Reasons Why Sex Education Should Be Taught in Schools. Or Should Not?
Pros and cons of implementing sexual education in public schools have been a hot topic for over a decade now. Every year supporters and opponents showcase new arguments to reinforce their position. From time to time, brave teachers in high or in middle schools ask their pupils to write 'Sex education should not be taught in schools' essay or an argumentative paper to represent the opposite opinion just to check how views of the youth might have changed. Below, you'll find a sample fiercely supporting the view displayed in many 'Should sex education be taught in public schools' articles: sex ed might not prevent having sex, but it could learn how to do it safely. Overall, this is a great example of how one should argument their own judgments and can be used for inspiration or a model to follow.
What Is the Right Way to Implement Sex Ed in Schools?
by Julia Abreu
I find it rather ironic how I am sitting here at my desk thinking about how to write about “the right way to implement sex ed in schools” when I, as a high school senior, cannot remember the last time that I had a sex ed class. I think it was in eighth grade, and honestly, that’s where the problem starts, but it’s definitely not where it ends.
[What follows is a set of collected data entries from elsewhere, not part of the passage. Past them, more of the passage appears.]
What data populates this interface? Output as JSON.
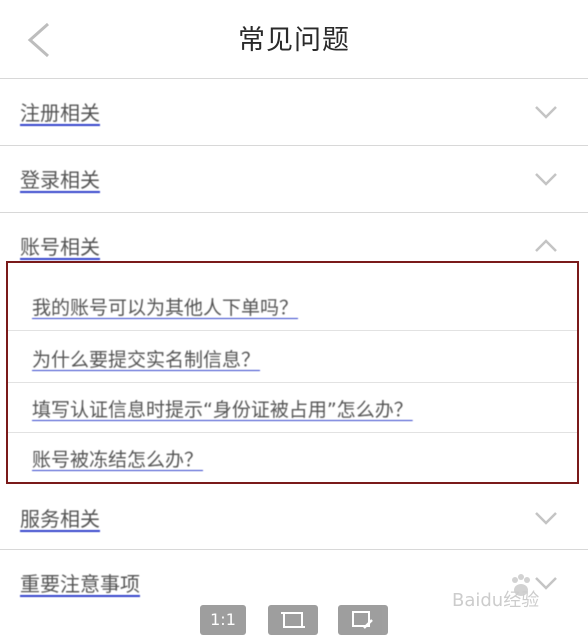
{
  "header": {
    "title": "常见问题",
    "back_icon": "chevron-left-icon"
  },
  "sections": [
    {
      "label": "注册相关",
      "icon": "chevron-down-icon"
    },
    {
      "label": "登录相关",
      "icon": "chevron-down-icon"
    },
    {
      "label": "账号相关",
      "icon": "chevron-up-icon",
      "expanded": true
    },
    {
      "label": "服务相关",
      "icon": "chevron-down-icon"
    },
    {
      "label": "重要注意事项",
      "icon": "chevron-down-icon"
    }
  ],
  "questions": [
    "我的账号可以为其他人下单吗？",
    "为什么要提交实名制信息？",
    "填写认证信息时提示“身份证被占用”怎么办？",
    "账号被冻结怎么办？"
  ],
  "toolbar": {
    "actual_size_label": "1:1",
    "fit_icon": "fit-screen-icon",
    "edit_icon": "edit-image-icon"
  },
  "watermark": {
    "text": "Baidu经验"
  },
  "colors": {
    "highlight_border": "#7a1a1a",
    "link_underline": "#3344cc"
  }
}
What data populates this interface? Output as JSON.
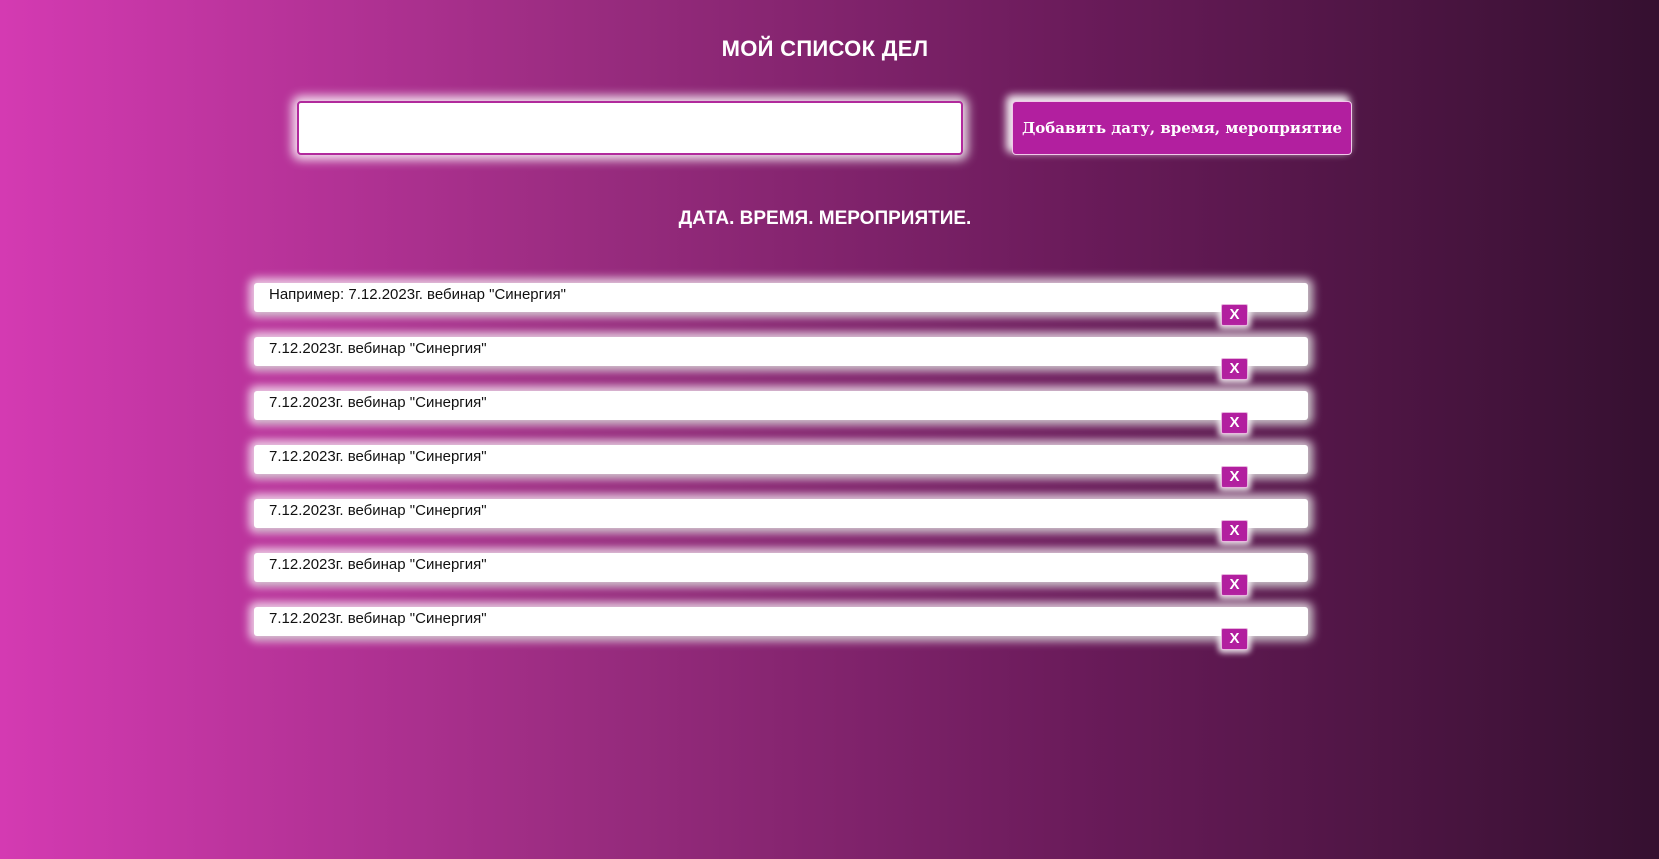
{
  "header": {
    "title": "МОЙ СПИСОК ДЕЛ"
  },
  "form": {
    "input_value": "",
    "add_button_label": "Добавить дату, время, мероприятие"
  },
  "list": {
    "heading": "ДАТА. ВРЕМЯ. МЕРОПРИЯТИЕ.",
    "delete_label": "X",
    "items": [
      {
        "text": "Например: 7.12.2023г. вебинар \"Синергия\""
      },
      {
        "text": "7.12.2023г. вебинар \"Синергия\""
      },
      {
        "text": "7.12.2023г. вебинар \"Синергия\""
      },
      {
        "text": "7.12.2023г. вебинар \"Синергия\""
      },
      {
        "text": "7.12.2023г. вебинар \"Синергия\""
      },
      {
        "text": "7.12.2023г. вебинар \"Синергия\""
      },
      {
        "text": "7.12.2023г. вебинар \"Синергия\""
      }
    ]
  },
  "colors": {
    "accent": "#b21f9f",
    "gradient_start": "#d43ab2",
    "gradient_end": "#351030"
  }
}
One of my strongest memories when it comes to past sex ed classes was from seventh grade where we had a pregnant lady, maybe in her early thirties, who was wearing a plaid dress, walk into our biology class telling us she was there to talk to us about sexual education. The lesson ran about the entire length of that class period and half of it was spent with her telling us that “the best contraceptive is to wear pants”. She talked to us about some diseases and the different types of sex, but the underlying message of it was that the answer to how not to get pregnant or get an STD was to wear pants and not engage in sexual activity until you’re married.
Kids need to have an actual shot at learning about all the different types of contraceptives, they need to know they have options. Birth control pills, IUD, condoms (both male and female) these are all options and though none of them are perfect being able to give people different options and going in depth about it is really helpful and without a doubt better than being told to wear pants. A sex ed course might not prevent someone from having sex, but it could at least educate them and help them know that there are multiple ways to have safe sex and that’s what is most important. Another thing that needs to be considered when teaching sex ed is that anywhere from 11% to 40% of children are in the LGBT community and our sex ed classes now only address sex between heterosexual, cisgender people. Sex ed needs to incorporate and address LGBT youth and sex in order to normalize queer sexuality and assist in the acceptance or transitioning of one’s sexuality. Something else that I look back on and am shocked to notice that was not mentioned was consent. Sex ed as I was taught, told me that wearing a dress or skirt or short shorts could lead to sex on a date, that as long as I was wearing pants, I’d be okay. Not only is that irrational but it also unconsciously teaches us that it can be the girl's fault whether or not they have sex because of what she’s wearing. They need to teach about consent and how you need consent from both sides, that if one of them is wearing something scandalous, it doesn’t mean that they are inviting others to have sex with them and most importantly that no means no.
My last change would be the time span that they teach sex ed, I believe that it needs to begin around fourth grade with the basics like what happens as you get older, how your body may change and how it’s completely normal. Up till the sixth grade, we are practically oblivious to anything regarding sexual education unless our parents teach us it, which is rather unlikely and that isn’t right. There are people that reach puberty early or hear about sex but don’t really know what it is and are too afraid to ask and that is something that needs to be addressed. We also need to teach it throughout high school and maybe even in the first semester of college.